Он приземлился, открыл глаза и обнаружил в комнате солнечное утро. Как встал и отбыл в поликлинику Маркелыч, спецкор даже не слышал. Зоя, осторожно ступая на обмотанную эластичным бинтом ногу, аккуратно складывала на стуле вычищенную и выглаженную одежду гостя.
– Вставайте, будем завтракать! – И вышла.
Скорятин оделся и, по возможности утишая неизбежные гигиенические звуки, посетил скорбный туалет с древним чугунным бачком, обметанным каплями конденсата. Потом он умылся на тесной кухне. Газовая колонка жутко шипела, а кран с резиновым наконечником выплевывал то ледяную воду, то кипяток. Стол в Зоиной комнате был уже накрыт. Библиотекарша испекла блинчики с изюмом, к ним подала густую желтую сметану в вазочке, а кофе заварила в старинной турке с костяной ручкой.
– Может быть, предпочитаете растворимый? – спросила она.
– Нет, не люблю химию.
Завтракая, он исподтишка осмотрелся. На стене полки с книгами, над проигрывателем портрет певца Юрия Гуляева, рано умершего от рака. Из-за шифоньера выглядывает спортивный алюминиевый обруч, в углу стоит педальная швейная машинка, над креслом-кроватью – фото в ракушечной рамке: девочка, трогательно похожая на Зою, сидит под пальмой на лавочке, приникнув к молодой грустной женщине с гладкой учительской прической. Внизу – белесая витая подпись: «Гагры, 1970 год».
– Вы? – спросил Гена.
– Я с мамой…
По тому, как она это произнесла, стало ясно: мамы давно нет на свете, а папа если и был, то сплыл.
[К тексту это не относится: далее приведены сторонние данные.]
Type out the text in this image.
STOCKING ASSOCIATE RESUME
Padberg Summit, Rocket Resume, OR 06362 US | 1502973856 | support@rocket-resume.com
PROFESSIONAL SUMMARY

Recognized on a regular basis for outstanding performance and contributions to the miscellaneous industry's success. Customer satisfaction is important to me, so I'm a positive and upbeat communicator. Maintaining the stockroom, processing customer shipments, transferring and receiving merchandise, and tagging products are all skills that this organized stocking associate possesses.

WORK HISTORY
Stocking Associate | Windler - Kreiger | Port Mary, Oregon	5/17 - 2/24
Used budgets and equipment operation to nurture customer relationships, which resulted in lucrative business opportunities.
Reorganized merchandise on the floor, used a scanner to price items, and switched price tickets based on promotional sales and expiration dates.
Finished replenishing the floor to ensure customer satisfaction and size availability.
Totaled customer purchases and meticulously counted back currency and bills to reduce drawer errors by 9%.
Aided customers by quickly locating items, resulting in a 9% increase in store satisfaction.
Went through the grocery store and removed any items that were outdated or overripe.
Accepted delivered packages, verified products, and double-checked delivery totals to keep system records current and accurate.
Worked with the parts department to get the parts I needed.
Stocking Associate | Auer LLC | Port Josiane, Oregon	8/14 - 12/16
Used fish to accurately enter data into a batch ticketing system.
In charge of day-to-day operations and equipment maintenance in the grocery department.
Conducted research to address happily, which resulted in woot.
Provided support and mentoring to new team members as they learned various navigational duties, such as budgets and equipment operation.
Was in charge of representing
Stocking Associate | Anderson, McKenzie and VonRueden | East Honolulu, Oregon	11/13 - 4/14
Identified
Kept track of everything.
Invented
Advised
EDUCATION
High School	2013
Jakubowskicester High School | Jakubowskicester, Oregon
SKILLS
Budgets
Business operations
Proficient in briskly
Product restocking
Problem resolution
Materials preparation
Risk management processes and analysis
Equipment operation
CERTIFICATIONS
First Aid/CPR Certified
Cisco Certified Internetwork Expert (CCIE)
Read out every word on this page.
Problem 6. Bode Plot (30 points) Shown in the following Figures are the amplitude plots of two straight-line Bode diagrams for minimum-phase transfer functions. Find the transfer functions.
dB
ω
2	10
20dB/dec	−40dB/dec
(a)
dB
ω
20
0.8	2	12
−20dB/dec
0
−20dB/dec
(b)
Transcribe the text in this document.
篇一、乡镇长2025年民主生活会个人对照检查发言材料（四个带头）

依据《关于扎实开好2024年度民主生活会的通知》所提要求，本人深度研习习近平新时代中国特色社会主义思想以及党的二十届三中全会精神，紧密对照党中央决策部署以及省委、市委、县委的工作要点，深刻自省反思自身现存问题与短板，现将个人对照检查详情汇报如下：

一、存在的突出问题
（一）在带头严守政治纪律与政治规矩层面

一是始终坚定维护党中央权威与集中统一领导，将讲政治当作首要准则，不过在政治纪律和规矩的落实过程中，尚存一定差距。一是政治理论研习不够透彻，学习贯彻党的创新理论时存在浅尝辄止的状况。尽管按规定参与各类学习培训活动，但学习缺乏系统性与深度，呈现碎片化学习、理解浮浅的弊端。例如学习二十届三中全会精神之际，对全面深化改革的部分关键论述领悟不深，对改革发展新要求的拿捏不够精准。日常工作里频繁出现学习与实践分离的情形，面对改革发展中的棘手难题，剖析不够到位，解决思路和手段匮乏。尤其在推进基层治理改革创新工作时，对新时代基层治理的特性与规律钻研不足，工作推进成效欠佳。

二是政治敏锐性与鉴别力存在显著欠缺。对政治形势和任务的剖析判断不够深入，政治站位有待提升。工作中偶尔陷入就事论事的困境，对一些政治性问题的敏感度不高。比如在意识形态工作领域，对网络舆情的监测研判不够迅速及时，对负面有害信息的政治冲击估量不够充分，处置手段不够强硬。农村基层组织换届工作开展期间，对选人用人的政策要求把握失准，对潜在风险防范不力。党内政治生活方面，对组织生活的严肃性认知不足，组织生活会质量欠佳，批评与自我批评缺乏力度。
Расспрашивать Скорятин не решился, помня завет тестя: «С женщинами как с бабочками: главное – не спугнуть».
– Изумительные блинчики! – похвалил московский обольститель.
– Это так, на скорую руку. Приезжайте летом! Я с земляникой пеку.
– А вот и приеду! На работу не опоздаете?
– Нет, отпрошусь – нога болит.
Спецкору страшно не хотелось уходить, но он понимал: засиживаться нельзя. Если хочешь вернуться, уйди раньше, чем надоешь. Гена встал, откланялся легко, элегантно – с необязательной улыбкой на лице и тоской в сердце. Однако заскучал, еще не перешагнув порог. Зоя, хромая, проводила до двери.
– Когда уезжаете?
– Не знаю. Мне еще надо встретиться с Веховым.
– Будьте осторожны, он очень нехороший человек!
У подъезда на лавочке сидели три старушки. Одна, в панаме, похожая на телевизионную Маврикиевну, читала «Новый мир», две других, в платочках, лузгали семечки. Рядом бродили куры и, склоняя набок головы, следили за шелухой, отлетавшей от впалых уст, гурьбой бросались на добычу, клевали, разочаровывались и снова с надеждой смотрели на пенсионерок, а те в свою очередь провожали московского гостя осуждающими взглядами.